The idea here is to use an array (@lines) to hold the current line and the previous line. If the 3rd field (perl-arrays are zero-based) of both lines are the same then change the strings "source" or "destination" to "both".

Print the previous line, whether they were changed or not. Then delete the previous line from the array, using shift so that on the next pass through the loop, the current line will be the previous line.

Finally, after the loop has finished, print the last input line.

Output:

$ ./swatesh.pl <swatesh.txt 
2015-11-24 12:59:37.112 128.206.6.136 source
2014-11-24 12:59:36.920 8.8.8.8 source
2014-11-24 14:59:38.112 23.234.22.106 both
2014-11-24 13:59:37.113 23.234.22.106 both
2014-11-24 12:59:29.047 74.125.198.141 source
2014-12-25 12:59:36.920 74.125.198.148 destination

Some Notes:

The sed script works well, so why might you choose to use perl instead? What are the differences?

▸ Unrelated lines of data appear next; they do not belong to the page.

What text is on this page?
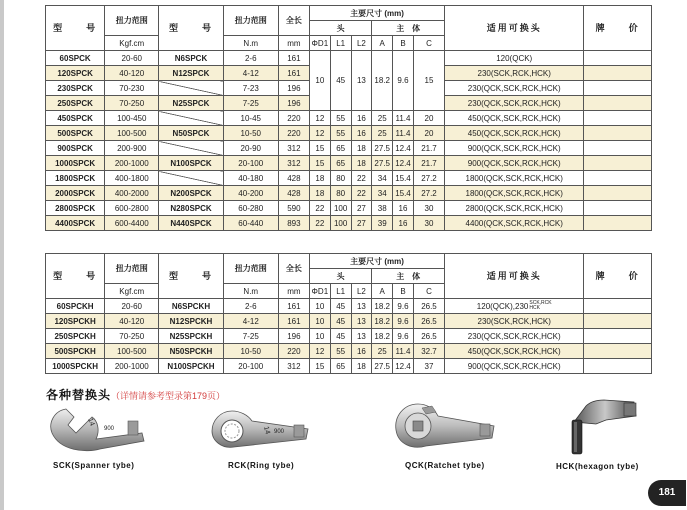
型　　号	扭力范围	型　　号	扭力范围	全长	主要尺寸 (mm)						适用可换头	牌　　价
					头			主　体				
	Kgf.cm		N.m	mm	ΦD1	L1	L2	A	B	C		
60SPCK	20-60	N6SPCK	2-6	161	10	45	13	18.2	9.6	15	120(QCK)	
120SPCK	40-120	N12SPCK	4-12	161							230(SCK,RCK,HCK)	
230SPCK	70-230		7-23	196							230(QCK,SCK,RCK,HCK)	
250SPCK	70-250	N25SPCK	7-25	196							230(QCK,SCK,RCK,HCK)	
450SPCK	100-450		10-45	220	12	55	16	25	11.4	20	450(QCK,SCK,RCK,HCK)	
500SPCK	100-500	N50SPCK	10-50	220	12	55	16	25	11.4	20	450(QCK,SCK,RCK,HCK)	
900SPCK	200-900		20-90	312	15	65	18	27.5	12.4	21.7	900(QCK,SCK,RCK,HCK)	
1000SPCK	200-1000	N100SPCK	20-100	312	15	65	18	27.5	12.4	21.7	900(QCK,SCK,RCK,HCK)	
1800SPCK	400-1800		40-180	428	18	80	22	34	15.4	27.2	1800(QCK,SCK,RCK,HCK)	
2000SPCK	400-2000	N200SPCK	40-200	428	18	80	22	34	15.4	27.2	1800(QCK,SCK,RCK,HCK)	
2800SPCK	600-2800	N280SPCK	60-280	590	22	100	27	38	16	30	2800(QCK,SCK,RCK,HCK)	
4400SPCK	600-4400	N440SPCK	60-440	893	22	100	27	39	16	30	4400(QCK,SCK,RCK,HCK)	
型　　号	扭力范围	型　　号	扭力范围	全长	主要尺寸 (mm)						适用可换头	牌　　价
					头			主　体				
	Kgf.cm		N.m	mm	ΦD1	L1	L2	A	B	C		
60SPCKH	20-60	N6SPCKH	2-6	161	10	45	13	18.2	9.6	26.5	120(QCK),230 SCK,RCK
HCK	

120SPCKH	40-120	N12SPCKH	4-12	161	10	45	13	18.2	9.6	26.5	230(SCK,RCK,HCK)	
250SPCKH	70-250	N25SPCKH	7-25	196	10	45	13	18.2	9.6	26.5	230(QCK,SCK,RCK,HCK)	
500SPCKH	100-500	N50SPCKH	10-50	220	12	55	16	25	11.4	32.7	450(QCK,SCK,RCK,HCK)	
1000SPCKH	200-1000	N100SPCKH	20-100	312	15	65	18	27.5	12.4	37	900(QCK,SCK,RCK,HCK)	
各种替换头（详情请参考型录第179页）
14
900
SCK(Spanner tybe)
14 900
RCK(Ring tybe)	QCK(Ratchet tybe)	HCK(hexagon tybe)
181
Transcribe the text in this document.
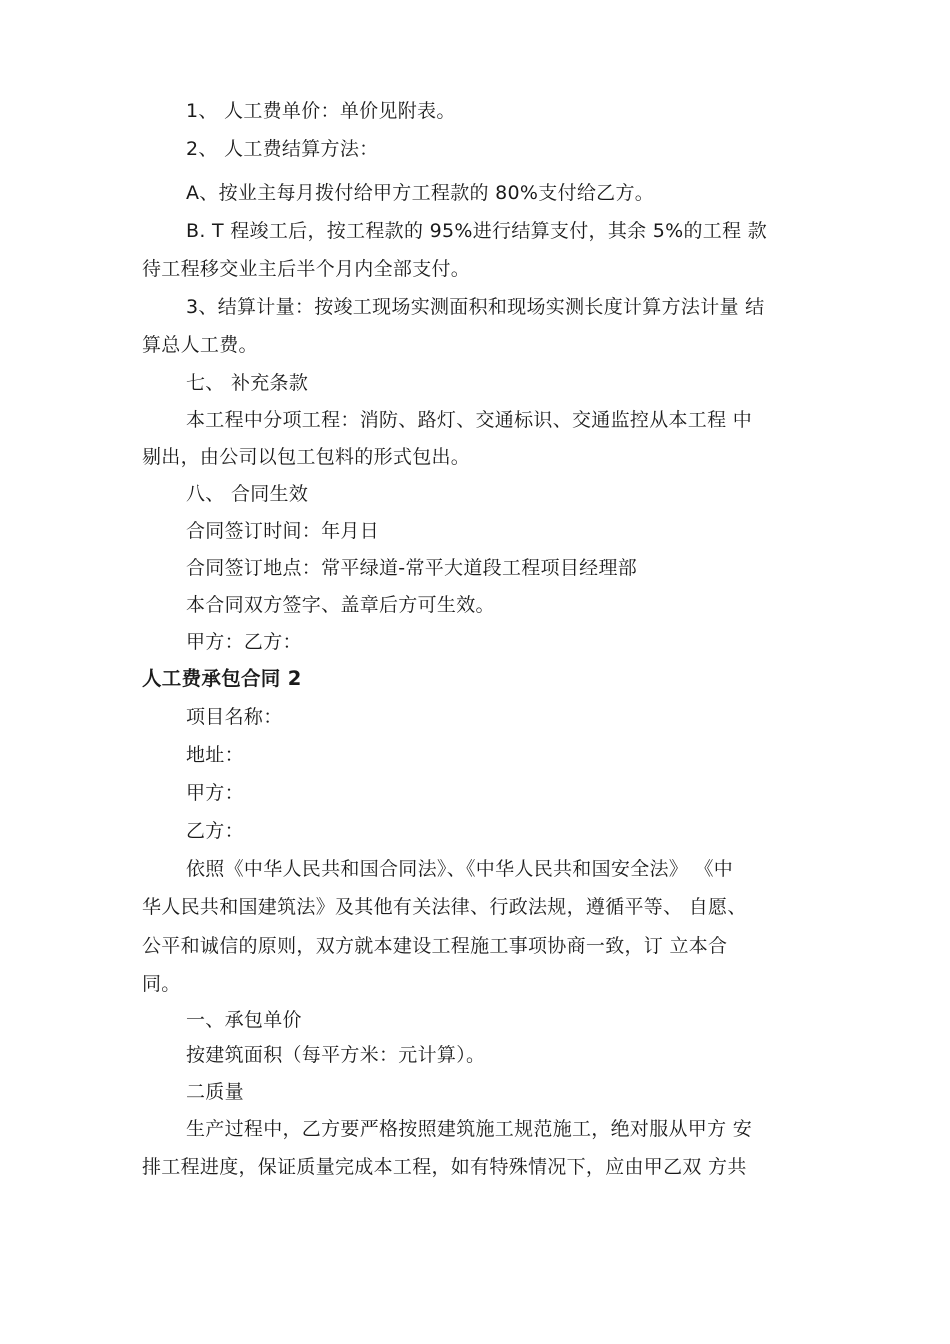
1、 人工费单价：单价见附表。
2、 人工费结算方法：
A、按业主每月拨付给甲方工程款的 80%支付给乙方。
B. T 程竣工后，按工程款的 95%进行结算支付，其余 5%的工程 款
待工程移交业主后半个月内全部支付。
3、结算计量：按竣工现场实测面积和现场实测长度计算方法计量 结
算总人工费。
七、 补充条款
本工程中分项工程：消防、路灯、交通标识、交通监控从本工程 中
剔出，由公司以包工包料的形式包出。
八、 合同生效
合同签订时间：年月日
合同签订地点：常平绿道-常平大道段工程项目经理部
本合同双方签字、盖章后方可生效。
甲方：乙方：
人工费承包合同 2
项目名称：
地址：
甲方：
乙方：
依照《中华人民共和国合同法》、《中华人民共和国安全法》 《中
华人民共和国建筑法》及其他有关法律、行政法规，遵循平等、 自愿、
公平和诚信的原则，双方就本建设工程施工事项协商一致，订 立本合
同。
一、承包单价
按建筑面积（每平方米：元计算）。
二质量
生产过程中，乙方要严格按照建筑施工规范施工，绝对服从甲方 安
排工程进度，保证质量完成本工程，如有特殊情况下，应由甲乙双 方共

@Costas' sed version is faster, which might be significant if you have millions of lines to process.

This perl version explicitly checks if field 3 on both lines is exactly the same, while the sed version only checks to see if a pattern that looks similar to an IP address is repeated later in the same joined double-line (which is not necessarily a problem - for your sample input, the sed version works perfectly. It's optimised for exactly your sample).

The perl version is probably easier to adapt to different input.

The code at the start of the loop is a useful bit of code I use in many perl scripts to skip blank lines and to support # comments in text files. I often do the same in sed scripts but the longer a sed script becomes, the less readable it is...and I like to write code that I can understand at a glance in 6 months time.

Aside from these relatively minor details, both scripts use a very similar algorithm.